Пир, впрочем, продолжался и по уходе сторожи. Все так же гремели песнями нижние столы, все так же дружно налегали на угощение немцы, презрительно слушая грубую для них литовскую речь, и, подобострастно подымая кубки, приветствовали Явнута, воротившегося за столы. Виленский князь сидел, скинув верхнее платье, и продолжал пить, стараясь вернуть себе прежнее беззаботное настроение. Но что-то мешало. Наримант, ушедший проводить сторожу до городских ворот, все не возвращался назад. Пора было кончать пир. Он хлопнул в ладони, поднялся. В опочивальню его отводили под руки. Холоп стянул сапоги с Явнута. Князь прилег, слушая отревоженную ночную тишину. Какой-то неясный шум накатывал оттуда, из уличной темноты… Внезапно раздались крики, звон и лязг оружия, ржанье коней. Он поднял голову, застыл, мутно соображая, и вдруг вскочил, разом понявши беду. Немцы, застрявшие в замке, горохом выпрыгивали в окна, позабыв степенность и спесь, бежали к коновязям. Бояре выбегали полуодетые, вразброд хватаясь за оружие. Явнут в одной рубахе и босиком, как был, сорвавшись с постели, пробился сквозь испуганную толпу холопов на сенях, выскочил на верхние переходы. Двор уже был полон воинами Кейстута. Явнут пробежал переходами к городской стене, затравленно оглянул назад и ринул вниз с заборол, в провал, во тьму, больно ободрав о колючий снег руки и ноги, окунулся с головой в сугроб, выкарабкался из него, побежал, задыхаясь, понимая, что уже никуда не убежит, и все-таки бежал прочь, уходя от города, не чуя холода ночи, не чуя, что он бос и наг.

К утру, ознобившего ноги, едва живого, его подобрали в Турьих Горах воины Кейстута и отвели назад, в Вильну.

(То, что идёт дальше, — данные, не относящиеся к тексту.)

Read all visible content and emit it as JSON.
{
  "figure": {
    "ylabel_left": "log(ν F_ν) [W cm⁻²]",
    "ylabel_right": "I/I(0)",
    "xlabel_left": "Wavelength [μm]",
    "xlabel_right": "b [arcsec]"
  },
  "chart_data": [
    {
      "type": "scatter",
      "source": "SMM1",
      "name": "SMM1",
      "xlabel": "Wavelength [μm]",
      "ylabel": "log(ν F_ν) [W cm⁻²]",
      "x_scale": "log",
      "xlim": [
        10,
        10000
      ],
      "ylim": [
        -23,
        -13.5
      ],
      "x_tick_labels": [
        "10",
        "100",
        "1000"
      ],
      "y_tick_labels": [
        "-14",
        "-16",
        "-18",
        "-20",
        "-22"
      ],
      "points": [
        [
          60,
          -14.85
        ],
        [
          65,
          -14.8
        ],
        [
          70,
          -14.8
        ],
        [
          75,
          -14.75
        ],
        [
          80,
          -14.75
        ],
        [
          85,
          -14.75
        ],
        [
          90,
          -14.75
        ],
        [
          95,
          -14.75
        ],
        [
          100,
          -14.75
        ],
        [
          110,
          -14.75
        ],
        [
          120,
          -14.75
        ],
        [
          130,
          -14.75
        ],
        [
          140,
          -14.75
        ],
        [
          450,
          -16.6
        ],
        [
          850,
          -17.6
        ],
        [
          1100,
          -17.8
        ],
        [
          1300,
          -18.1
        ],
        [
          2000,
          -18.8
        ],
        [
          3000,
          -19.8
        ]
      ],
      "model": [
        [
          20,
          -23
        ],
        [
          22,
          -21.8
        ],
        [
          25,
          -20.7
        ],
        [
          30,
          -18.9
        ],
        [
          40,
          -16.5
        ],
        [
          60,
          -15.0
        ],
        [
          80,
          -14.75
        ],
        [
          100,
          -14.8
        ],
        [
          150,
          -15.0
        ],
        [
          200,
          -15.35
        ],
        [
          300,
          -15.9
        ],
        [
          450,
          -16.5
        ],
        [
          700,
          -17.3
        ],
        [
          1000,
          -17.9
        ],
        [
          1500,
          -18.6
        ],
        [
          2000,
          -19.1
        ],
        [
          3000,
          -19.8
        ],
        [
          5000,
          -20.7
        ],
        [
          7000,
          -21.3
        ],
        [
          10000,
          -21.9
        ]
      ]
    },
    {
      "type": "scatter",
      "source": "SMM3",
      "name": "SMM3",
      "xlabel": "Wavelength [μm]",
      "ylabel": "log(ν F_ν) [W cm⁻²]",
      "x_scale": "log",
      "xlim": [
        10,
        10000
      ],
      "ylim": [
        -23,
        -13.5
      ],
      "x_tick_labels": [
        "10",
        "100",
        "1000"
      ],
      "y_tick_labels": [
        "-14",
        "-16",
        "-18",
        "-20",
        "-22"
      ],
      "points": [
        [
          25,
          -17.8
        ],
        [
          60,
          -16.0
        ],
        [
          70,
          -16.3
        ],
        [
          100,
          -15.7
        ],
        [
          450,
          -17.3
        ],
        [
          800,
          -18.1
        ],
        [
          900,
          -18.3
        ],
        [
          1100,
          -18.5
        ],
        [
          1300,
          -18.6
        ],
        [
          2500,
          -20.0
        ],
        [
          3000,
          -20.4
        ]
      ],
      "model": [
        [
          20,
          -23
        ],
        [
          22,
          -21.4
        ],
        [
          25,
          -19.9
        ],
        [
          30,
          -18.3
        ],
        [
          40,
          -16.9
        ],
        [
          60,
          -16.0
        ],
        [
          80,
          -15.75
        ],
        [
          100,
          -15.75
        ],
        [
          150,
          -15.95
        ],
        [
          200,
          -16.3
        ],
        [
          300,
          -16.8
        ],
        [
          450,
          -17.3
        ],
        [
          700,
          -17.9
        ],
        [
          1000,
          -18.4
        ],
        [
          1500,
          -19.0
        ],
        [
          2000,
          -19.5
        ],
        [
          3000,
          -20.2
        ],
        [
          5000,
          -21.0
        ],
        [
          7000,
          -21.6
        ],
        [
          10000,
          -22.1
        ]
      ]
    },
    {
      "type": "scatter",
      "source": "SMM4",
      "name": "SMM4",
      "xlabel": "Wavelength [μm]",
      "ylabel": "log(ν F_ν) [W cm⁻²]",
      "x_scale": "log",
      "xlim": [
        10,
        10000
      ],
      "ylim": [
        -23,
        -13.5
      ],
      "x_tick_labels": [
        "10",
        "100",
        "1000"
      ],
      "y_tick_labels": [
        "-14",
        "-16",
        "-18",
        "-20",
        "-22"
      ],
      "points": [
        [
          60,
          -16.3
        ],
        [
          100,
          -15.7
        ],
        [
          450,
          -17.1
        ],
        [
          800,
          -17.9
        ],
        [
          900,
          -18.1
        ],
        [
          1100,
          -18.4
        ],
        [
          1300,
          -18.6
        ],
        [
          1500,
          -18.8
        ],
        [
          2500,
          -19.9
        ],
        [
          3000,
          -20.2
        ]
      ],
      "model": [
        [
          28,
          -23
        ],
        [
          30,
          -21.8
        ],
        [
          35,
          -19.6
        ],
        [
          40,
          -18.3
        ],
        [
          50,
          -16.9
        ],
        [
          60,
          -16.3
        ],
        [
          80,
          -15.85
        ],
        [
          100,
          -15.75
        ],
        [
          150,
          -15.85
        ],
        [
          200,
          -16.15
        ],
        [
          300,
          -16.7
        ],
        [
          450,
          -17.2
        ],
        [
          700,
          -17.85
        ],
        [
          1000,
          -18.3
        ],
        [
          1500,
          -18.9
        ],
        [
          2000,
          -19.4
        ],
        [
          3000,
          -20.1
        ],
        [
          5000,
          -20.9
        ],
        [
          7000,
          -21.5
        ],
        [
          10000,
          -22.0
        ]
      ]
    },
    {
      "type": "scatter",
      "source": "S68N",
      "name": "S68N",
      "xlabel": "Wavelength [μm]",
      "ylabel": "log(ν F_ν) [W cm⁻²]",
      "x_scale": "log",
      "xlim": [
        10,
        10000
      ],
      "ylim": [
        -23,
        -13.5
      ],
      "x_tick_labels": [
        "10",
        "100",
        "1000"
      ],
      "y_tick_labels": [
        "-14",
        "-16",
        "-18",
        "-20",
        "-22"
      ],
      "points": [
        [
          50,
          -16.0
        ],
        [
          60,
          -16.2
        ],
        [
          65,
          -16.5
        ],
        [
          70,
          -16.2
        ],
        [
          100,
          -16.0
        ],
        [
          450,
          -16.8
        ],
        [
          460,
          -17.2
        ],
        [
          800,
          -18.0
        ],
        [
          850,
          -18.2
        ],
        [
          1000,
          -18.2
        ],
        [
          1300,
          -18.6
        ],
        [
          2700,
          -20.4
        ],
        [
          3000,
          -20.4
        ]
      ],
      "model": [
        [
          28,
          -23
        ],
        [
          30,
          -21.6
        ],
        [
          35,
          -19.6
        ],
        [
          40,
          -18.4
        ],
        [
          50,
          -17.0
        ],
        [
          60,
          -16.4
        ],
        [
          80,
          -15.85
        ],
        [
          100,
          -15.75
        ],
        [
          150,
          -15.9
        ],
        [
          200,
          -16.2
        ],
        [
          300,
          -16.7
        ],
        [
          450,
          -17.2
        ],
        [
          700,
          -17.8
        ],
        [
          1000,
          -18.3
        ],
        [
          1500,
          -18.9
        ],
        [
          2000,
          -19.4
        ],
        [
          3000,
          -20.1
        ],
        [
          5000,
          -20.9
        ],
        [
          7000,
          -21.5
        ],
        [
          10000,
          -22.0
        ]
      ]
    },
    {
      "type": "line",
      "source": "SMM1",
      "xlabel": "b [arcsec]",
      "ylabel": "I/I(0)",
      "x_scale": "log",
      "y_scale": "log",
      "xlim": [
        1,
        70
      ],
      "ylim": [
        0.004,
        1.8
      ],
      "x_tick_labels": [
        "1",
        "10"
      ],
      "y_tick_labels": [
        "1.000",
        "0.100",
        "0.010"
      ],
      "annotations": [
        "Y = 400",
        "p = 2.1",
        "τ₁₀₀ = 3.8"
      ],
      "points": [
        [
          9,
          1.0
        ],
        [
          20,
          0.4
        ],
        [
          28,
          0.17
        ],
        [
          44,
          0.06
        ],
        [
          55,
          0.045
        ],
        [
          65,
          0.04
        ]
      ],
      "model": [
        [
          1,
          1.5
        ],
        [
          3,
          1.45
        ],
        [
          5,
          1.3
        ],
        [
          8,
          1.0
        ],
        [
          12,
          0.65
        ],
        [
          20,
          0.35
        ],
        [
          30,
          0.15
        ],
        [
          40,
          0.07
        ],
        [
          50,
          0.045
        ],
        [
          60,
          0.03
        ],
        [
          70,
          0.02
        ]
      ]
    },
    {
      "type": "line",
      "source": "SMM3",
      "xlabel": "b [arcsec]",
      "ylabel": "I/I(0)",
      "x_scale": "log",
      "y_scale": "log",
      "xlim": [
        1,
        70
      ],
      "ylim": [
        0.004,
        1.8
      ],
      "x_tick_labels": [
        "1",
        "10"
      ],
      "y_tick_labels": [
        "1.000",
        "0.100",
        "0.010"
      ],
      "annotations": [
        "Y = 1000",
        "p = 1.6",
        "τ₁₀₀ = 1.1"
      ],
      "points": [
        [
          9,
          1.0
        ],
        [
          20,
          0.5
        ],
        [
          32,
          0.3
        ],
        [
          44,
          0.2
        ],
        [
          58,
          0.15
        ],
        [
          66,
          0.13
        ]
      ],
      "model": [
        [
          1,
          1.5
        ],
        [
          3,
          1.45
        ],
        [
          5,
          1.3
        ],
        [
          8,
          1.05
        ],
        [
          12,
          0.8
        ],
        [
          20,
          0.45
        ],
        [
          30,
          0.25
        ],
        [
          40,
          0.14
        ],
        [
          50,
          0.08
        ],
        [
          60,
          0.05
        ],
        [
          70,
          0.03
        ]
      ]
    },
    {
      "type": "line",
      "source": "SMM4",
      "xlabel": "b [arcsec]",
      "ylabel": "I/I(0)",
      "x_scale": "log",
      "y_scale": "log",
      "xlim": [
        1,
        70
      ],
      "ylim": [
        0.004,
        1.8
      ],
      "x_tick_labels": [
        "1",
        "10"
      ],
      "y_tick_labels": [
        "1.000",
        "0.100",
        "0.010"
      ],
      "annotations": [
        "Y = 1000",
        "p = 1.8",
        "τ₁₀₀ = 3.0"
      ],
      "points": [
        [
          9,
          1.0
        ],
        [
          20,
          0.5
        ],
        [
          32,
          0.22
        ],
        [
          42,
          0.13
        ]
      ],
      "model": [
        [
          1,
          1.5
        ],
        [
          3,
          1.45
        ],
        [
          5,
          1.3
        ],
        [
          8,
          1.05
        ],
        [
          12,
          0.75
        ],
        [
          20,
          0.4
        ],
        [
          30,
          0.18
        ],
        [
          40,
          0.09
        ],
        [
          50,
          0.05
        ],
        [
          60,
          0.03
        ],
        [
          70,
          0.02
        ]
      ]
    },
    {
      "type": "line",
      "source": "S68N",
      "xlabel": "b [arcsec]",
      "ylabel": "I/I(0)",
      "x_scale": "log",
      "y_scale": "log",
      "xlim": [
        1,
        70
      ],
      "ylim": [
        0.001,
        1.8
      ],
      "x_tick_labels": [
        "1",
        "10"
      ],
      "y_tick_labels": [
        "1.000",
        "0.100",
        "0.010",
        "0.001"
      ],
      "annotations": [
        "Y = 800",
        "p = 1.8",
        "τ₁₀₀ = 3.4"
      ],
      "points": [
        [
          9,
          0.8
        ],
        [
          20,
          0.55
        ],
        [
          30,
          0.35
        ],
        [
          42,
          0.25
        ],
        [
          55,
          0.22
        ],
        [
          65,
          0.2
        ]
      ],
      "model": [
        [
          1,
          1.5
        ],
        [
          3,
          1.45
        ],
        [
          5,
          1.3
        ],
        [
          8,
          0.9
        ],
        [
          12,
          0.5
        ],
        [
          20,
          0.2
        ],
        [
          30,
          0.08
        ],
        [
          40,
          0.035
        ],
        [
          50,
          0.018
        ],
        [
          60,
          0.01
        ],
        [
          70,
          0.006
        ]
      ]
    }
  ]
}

Пригороды и замки столицы к этому времени уже все добровольно сдались Кейстуту, отворив ворота его дружинникам. И Кейстут, хмуро поглядев на брата, велел заключить его под стражу, растерев салом отмороженные ноги, одев и накормив, и тотчас отправил гонца в Крево, к Ольгерду, стоявшему там с ратью, выжидаючи вестей, чтобы шел, не медля более, и сел на великое княжение, которое Кейстут, захвативший Вильну, добровольно, по прежнему соглашению, уступал брату.


Явнутию братья, посовещавшись, назначили для жительства Заславль-Литовский, откуда он, впрочем, тотчас убежал, «перевержась через стену», и с невеликою дружиной своей поскакал в Смоленск. Не добившись у смольнян помощи, Явнутий перебежал на Москву, где великий князь Семен крестил его с дружиною в православную веру. Наримант в те же дни убежал в Орду, где напрасно просил помочи против брата, и в конце концов вместе с Явнутием смиренно воротился назад, в Литву.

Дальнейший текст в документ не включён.